En el País de Whomba los dioses sirven a los hombres, a cambio de que estos crean en ellos. Cada semana conoceremos un poco más de este mundo y aquellos que se encargan de mediar entre los habitantes de Whomba y los dioses, los encargados de llevar a cabo el “Intercambio Celestial de Whomba”. El autor edita la bitácora Casiopea. Las ilustraciones son de Mario Trigo.

Cuento trigésimo séptimo: "Morg y Brutha"

Guillermo Zapata y Mario Trigo | 11 diciembre 2010



I

La puerta se abrió al fondo del pasillo. Brutha, que estaba sentada en el suelo, con la cabeza enterrada entre las rodillas, vio salir a Celis.

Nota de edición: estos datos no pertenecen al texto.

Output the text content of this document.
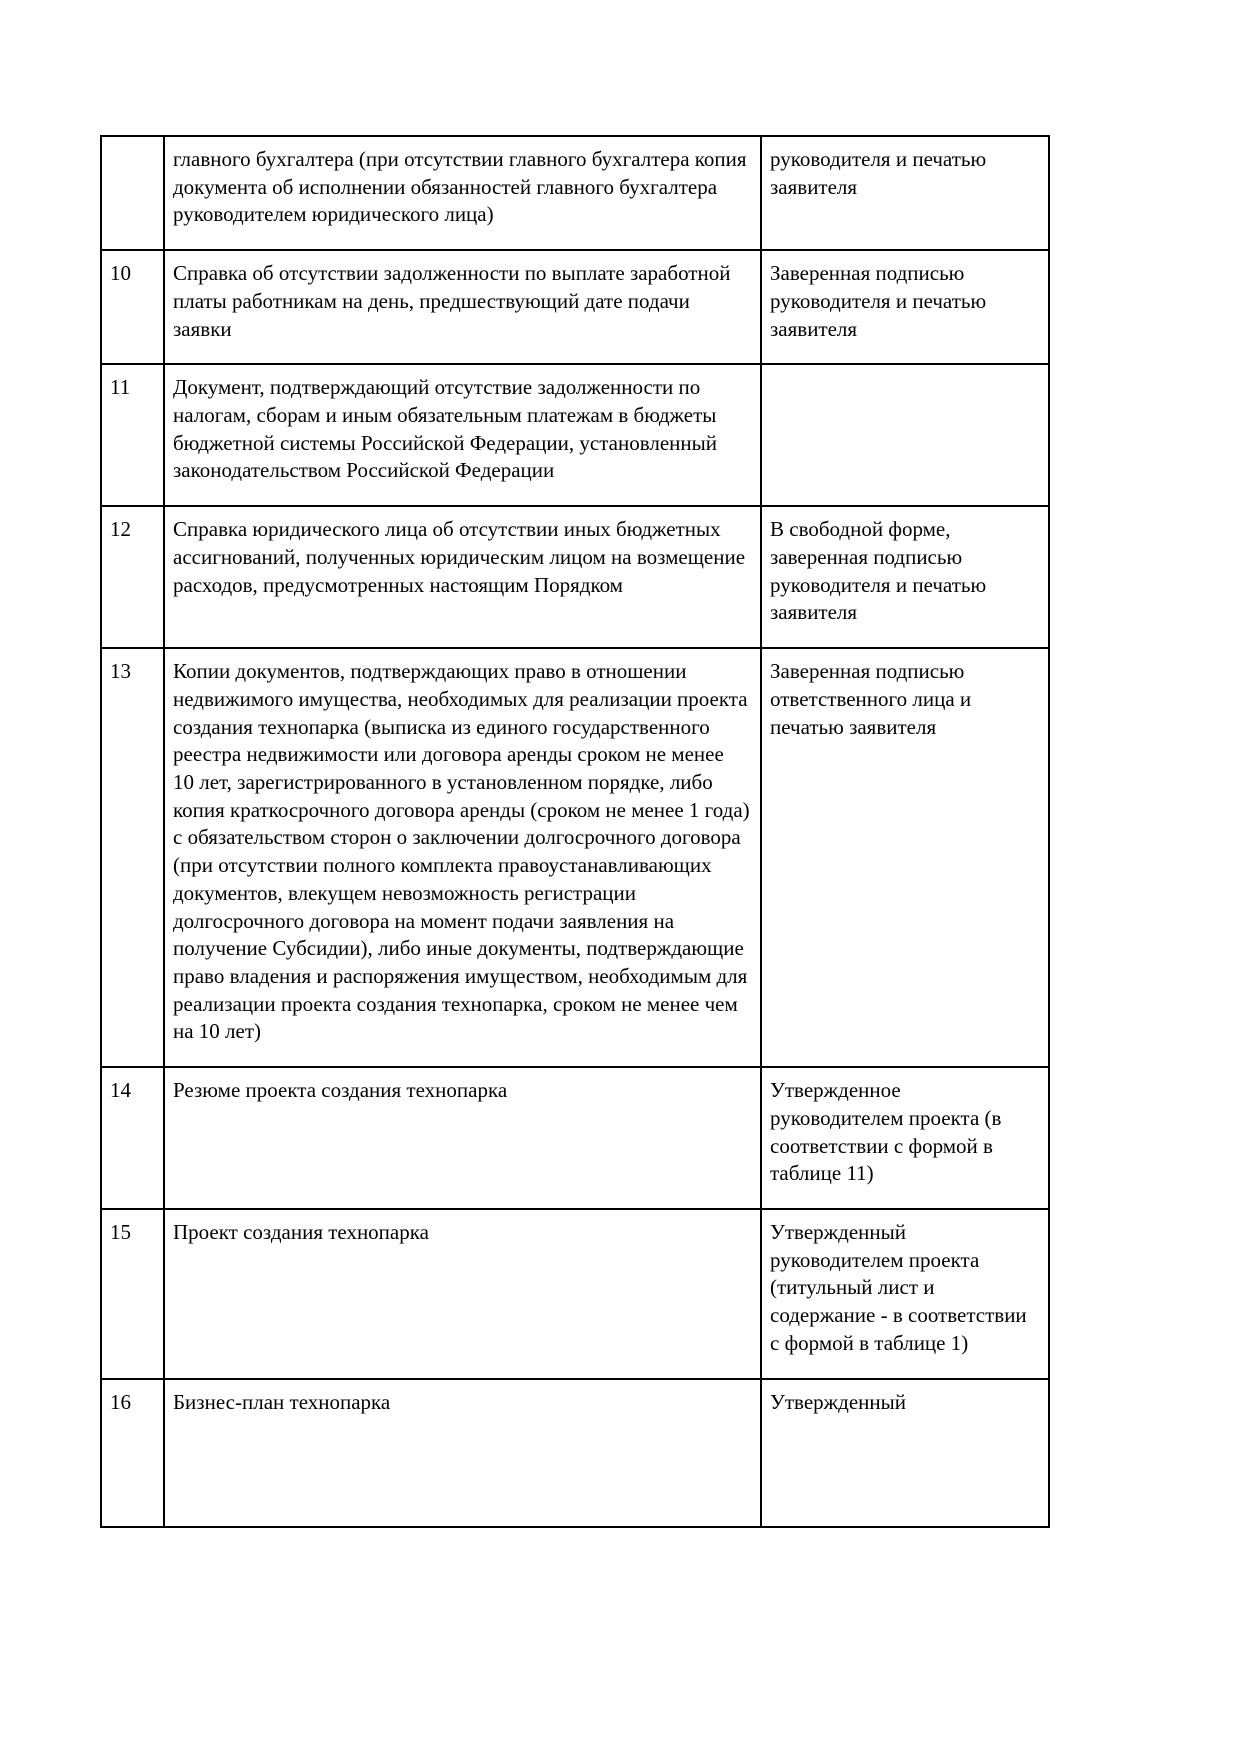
	главного бухгалтера (при отсутствии главного бухгалтера копия документа об исполнении обязанностей главного бухгалтера руководителем юридического лица)	руководителя и печатью заявителя
10	Справка об отсутствии задолженности по выплате заработной платы работникам на день, предшествующий дате подачи заявки	Заверенная подписью руководителя и печатью заявителя
11	Документ, подтверждающий отсутствие задолженности по налогам, сборам и иным обязательным платежам в бюджеты бюджетной системы Российской Федерации, установленный законодательством Российской Федерации	
12	Справка юридического лица об отсутствии иных бюджетных ассигнований, полученных юридическим лицом на возмещение расходов, предусмотренных настоящим Порядком	В свободной форме, заверенная подписью руководителя и печатью заявителя
13	Копии документов, подтверждающих право в отношении недвижимого имущества, необходимых для реализации проекта создания технопарка (выписка из единого государственного реестра недвижимости или договора аренды сроком не менее 10 лет, зарегистрированного в установленном порядке, либо копия краткосрочного договора аренды (сроком не менее 1 года) с обязательством сторон о заключении долгосрочного договора (при отсутствии полного комплекта правоустанавливающих документов, влекущем невозможность регистрации долгосрочного договора на момент подачи заявления на получение Субсидии), либо иные документы, подтверждающие право владения и распоряжения имуществом, необходимым для реализации проекта создания технопарка, сроком не менее чем на 10 лет)	Заверенная подписью ответственного лица и печатью заявителя
14	Резюме проекта создания технопарка	Утвержденное руководителем проекта (в соответствии с формой в таблице 11)
15	Проект создания технопарка	Утвержденный руководителем проекта (титульный лист и содержание - в соответствии с формой в таблице 1)
16	Бизнес-план технопарка	Утвержденный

Tenía la ropa y los brazos manchados de sangre. Brutha se incorporó y caminó hacia ella. Andaba, si es que esto es posible, con una urgencia de lentitud. Ansiosa por saber y sin querer saber, llena de tensión. Celis, por el contrario, se movía muy despacio, silenciosa, como un fantasma.

Brutha llegó a su altura. Las dos se quedaron mirando un segundo. Brutha notó como los ojos volvían a llenársele de lágrimas y las mejillas le ardían. Tragó saliva para contenerse.

―Está sufriendo mucho ―dijo Celis.

La respuesta desconcertó a Brutha, la enfadó.

―Pero… ¿Vais a poder curarle o no?.

Celis bajó la cabeza en un gesto que denotaba tensión.

―No podemos utilizar más magia, Brutha.
―¿Cómo? No. No estáis usando la suficiente.
―Estamos usando toda la que podemos. La Magia mantiene visible la empalizada y la conexión con el resto de Whomba. Si la conexión desaparece… caerán sobre nosotros.
―¡Está sufri…¡ ―Brutha se gobernó de nuevo―. Tú misma has dicho que está sufriendo.

Celis guardó silencio, la miró a los ojos. Se quedaron las dos paradas, como dos sombras. El rostro de Brutha se contrajo. No quería llorar. Le dolía el pecho y el corazón. Le dolía físicamente.

―Sabes que no podemos dedicar más magia a esto. Él no lo permitiría.

Brutha sintió de pronto una sensación de asco y desprecio por Celis, por estar tan calmada. Como si no le importara lo que estaba sucediendo.

―Lo siento… Lo siento mucho, de verdad.

Brutha rebasó a Celis en el pasillo, sin decir nada y entró en la habitación.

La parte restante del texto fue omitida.